Anyway, when I got home I was bored, so I decided to keep up the Shins mania by reading some reviews of Wincing. And two things began to bug me as I read through them:

1. Every one of them -- and I mean every one of them -- felt compelled to refer to Natalie Portman's line of dialogue in Garden State, when she gleefully forces the (wonderful) song "New Slang" on Zack Braff, telling him the Shins will "change [his] life."

and

2. They all went out of their way to mention Mercer's oblique lyrics.

Now, I can't really argue with #2. His lyrics are quite cryptic at times. (Okay, most of the time.) But the annoying part was when the reviewers decided to use an example.
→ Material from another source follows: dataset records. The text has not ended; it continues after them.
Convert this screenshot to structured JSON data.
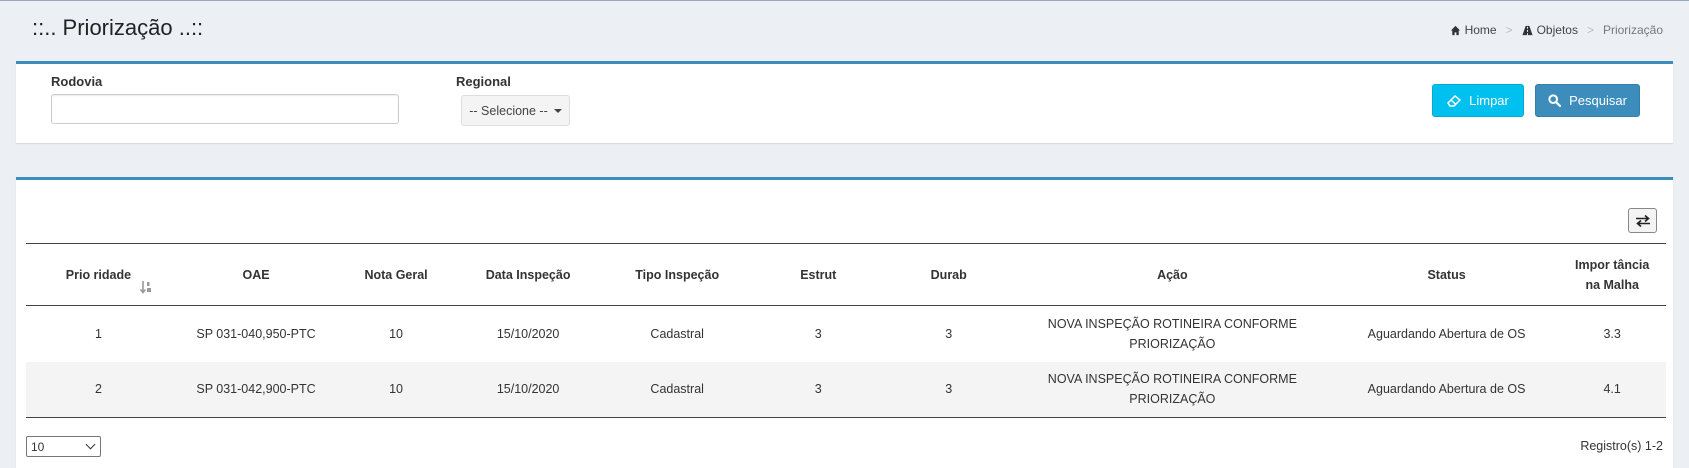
{
  "header": {
    "title": "::.. Priorização ..::",
    "breadcrumb": [
      {
        "label": "Home",
        "icon": "home-icon"
      },
      {
        "label": "Objetos",
        "icon": "road-icon"
      },
      {
        "label": "Priorização"
      }
    ]
  },
  "filters": {
    "rodovia_label": "Rodovia",
    "rodovia_value": "",
    "regional_label": "Regional",
    "regional_selected": "-- Selecione --",
    "limpar_label": "Limpar",
    "pesquisar_label": "Pesquisar",
    "colors": {
      "limpar": "#00c0ef",
      "pesquisar": "#3c8dbc",
      "box_border": "#3c8dbc"
    }
  },
  "table": {
    "columns": [
      "Prio ridade",
      "OAE",
      "Nota Geral",
      "Data Inspeção",
      "Tipo Inspeção",
      "Estrut",
      "Durab",
      "Ação",
      "Status",
      "Impor tância na Malha"
    ],
    "rows": [
      {
        "prioridade": "1",
        "oae": "SP 031-040,950-PTC",
        "nota_geral": "10",
        "data_inspecao": "15/10/2020",
        "tipo_inspecao": "Cadastral",
        "estrut": "3",
        "durab": "3",
        "acao_line1": "NOVA INSPEÇÃO ROTINEIRA CONFORME",
        "acao_line2": "PRIORIZAÇÃO",
        "status": "Aguardando Abertura de OS",
        "importancia": "3.3"
      },
      {
        "prioridade": "2",
        "oae": "SP 031-042,900-PTC",
        "nota_geral": "10",
        "data_inspecao": "15/10/2020",
        "tipo_inspecao": "Cadastral",
        "estrut": "3",
        "durab": "3",
        "acao_line1": "NOVA INSPEÇÃO ROTINEIRA CONFORME",
        "acao_line2": "PRIORIZAÇÃO",
        "status": "Aguardando Abertura de OS",
        "importancia": "4.1"
      }
    ]
  },
  "footer": {
    "page_size": "10",
    "records": "Registro(s) 1-2"
  }
}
When they did, they'd almost always reach to a specific line from "Australia," about "facing the dodo's conundrum." They'd almost chortle at how baffling that lyric is; then they'd usually say how it didn't matter because the song was enjoyable anyway.

Yeah, that's great, guys, except for one, small thing: you're all a bunch of idiots.

Apparently, they didn't bother to listen to the song they were criticizing for being incomprehensible, because the verse they reference goes like this:

You'll be damned to be one of us, girl
Facing a dodo's conundrum
I felt like I could just fly
But nothing happened every time I'd try


The incomprehensible line is, in fact, explained in the very next line. In-depth lyrical analysis.

(Incidentally, the same thing pops up in the other oddball line from the same song: in the third chorus, Mercer switches to "the android's conundrum," which has a lot of people in comment threads and in forums kerfluffled. Once again, the next line -- "I feel like I could just cry, but nothing happens every time I take one on the chin" -- explains everything.)

Fools! Fools, all of you!

(Questionable Content is hilarious, by the way. But if you haven't read from the beginning, or don't want to read through all 900+ (!!) archived strips, the story might lose you. But when it's this funny, why should it matter?)

(And 100,000 bonus Nerd Points if you (a) spotted the quote in today's title; and (b) realized it was a quote in the first place. You may not approach my level of Nerdery, but you're trying. And sometimes that's enough.)